PODER JUDICIÁRIO DO ESTADO DO PIAUÍ
TRIBUNAL DE JUSTIÇA DO ESTADO DO PIAUÍ

1ª Turma Recursal

RECURSO INOMINADO CÍVEL (460) Nº 0802589-61.2024.8.18.0050
RECORRENTE: BERNARDO CARDOSO RIBEIRO
Advogado(s) do reclamante: BERNARDO CARDOSO RIBEIRO JUNIOR
RECORRIDO: SAMUEL SOUSA LUSTOSA
Advogado(s) do reclamado: RAIMUNDO NONATO DE CARVALHO SILVA
RELATOR(A): 1ª Cadeira da 1ª Turma Recursal

 

 

EMENTA

 

DIREITO CIVIL E PROCESSUAL CIVIL. RECURSO INOMINADO CÍVEL. AÇÃO DE COBRANÇA. CONTRATO DE PRESTAÇÃO DE SERVIÇOS TÉCNICOS EM PROJETO AGROPECUÁRIO. EFETIVA PRESTAÇÃO DOS SERVIÇOS. INADIMPLEMENTO CONTRATUAL. SENTENÇA MANTIDA POR SEUS PRÓPRIOS FUNDAMENTOS. RECURSO DESPROVIDO.

I. CASO EM EXAME

1.   Recurso Inominado Cível interposto por Bernardo Cardoso Ribeiro contra sentença do Juizado Especial Cível da Comarca de Esperantina/PI, que julgou parcialmente procedente a ação de cobrança ajuizada por Samuel Sousa Lustosa, condenando o réu ao pagamento de R$ 4.879,79, a título de contraprestação por serviços técnicos prestados para elaboração de projeto agropecuário e assessoria correlata, conforme previsto contratualmente.

II. QUESTÃO EM DISCUSSÃO

2.   A questão em discussão consiste em verificar se os serviços contratados foram efetivamente prestados pelo autor de forma a justificar a condenação do réu ao pagamento da quantia estipulada nos contratos de prestação de serviços técnicos.

III. RAZÕES DE DECIDIR

3.   A prova documental constante dos autos comprova a efetiva prestação dos serviços técnicos por parte do autor, conforme os contratos firmados entre as partes.

4.   O recorrente não comprova fato impeditivo, modificativo ou extintivo do direito do recorrido, limitando-se a alegações genéricas de insatisfação com o serviço e cobrança indevida, sem respaldo probatório.

5.   A sentença deve ser mantida por seus próprios e jurídicos fundamentos, nos termos do art. 46 da Lei nº 9.099/95, sendo válida sua adoção pelo órgão colegiado como fundamentação suficiente para o acórdão.

6.   A jurisprudência do Supremo Tribunal Federal reconhece a legitimidade da técnica de fundamentação por remissão aos fundamentos da sentença, desde que compatível com o procedimento dos Juizados Especiais e não configurando ausência de motivação.

IV. DISPOSITIVO E TESE

7.   Recurso desprovido.

Tese de julgamento:

1.   A existência de prova documental robusta da prestação dos serviços contratados autoriza a condenação ao pagamento da contraprestação, diante da ausência de prova em sentido contrário.

2.   É válida a técnica de fundamentação por remissão aos fundamentos da sentença, nos termos do art. 46 da Lei nº 9.099/95, não configurando violação ao dever de motivação previsto no art. 93, IX, da CF/1988.
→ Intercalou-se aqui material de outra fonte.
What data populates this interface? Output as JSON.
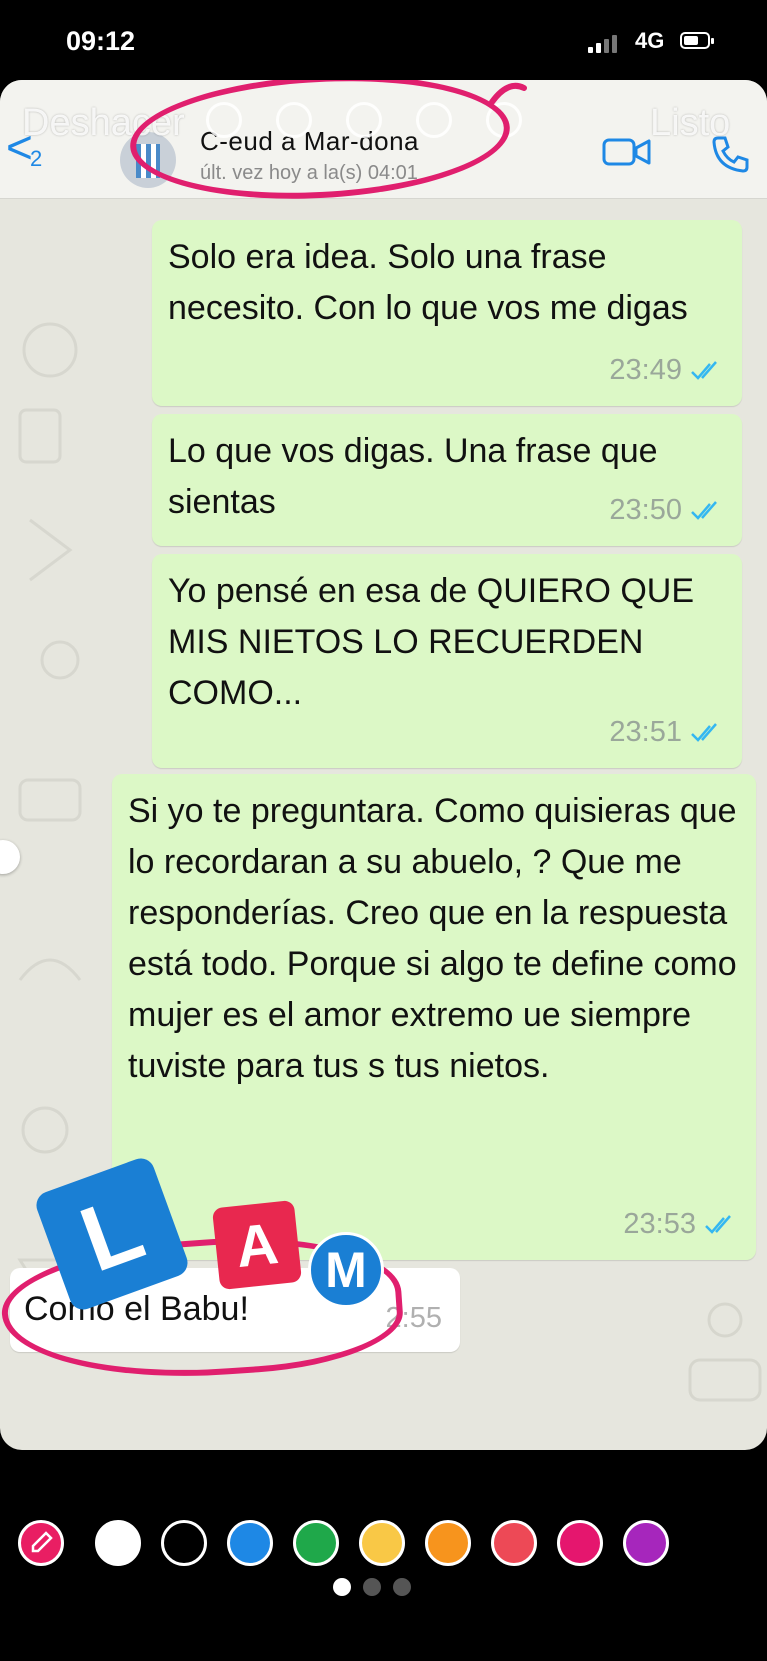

Dispositivos relevantes citados: Lei nº 9.099/95, art. 46; CF/1988, art. 93, IX; CPC, arts. 85, §2º e 98, §3º.

Jurisprudência relevante citada: STF, ARE 824091/RJ, Rel. Min. Rosa Weber, Primeira Turma, j. 02.12.2014, DJe 17.12.2014.

 

 

 

 

ACÓRDÃO

Vistos, relatados e discutidos estes autos em Plenário Virtual realizada de 09/03/2026 a 16/03/2026, acordam os componentes do(a) 1ª Turma Recursal do Tribunal de Justiça do Estado do Piauí, NEGAR PROVIMENTO.

 

1ª Cadeira da 1ª Turma Recursal

Relator

 

 

RELATÓRIO

 

Trata-se de Recurso Inominado Cível interposto por BERNARDO CARDOSO RIBEIRO contra sentença proferida pelo Juízo do Juizado Especial Cível da Comarca de Esperantina/PI que, nos autos de ação de cobrança ajuizada por SAMUEL SOUSA LUSTOSA, julgou procedentes os pedidos formulados na inicial.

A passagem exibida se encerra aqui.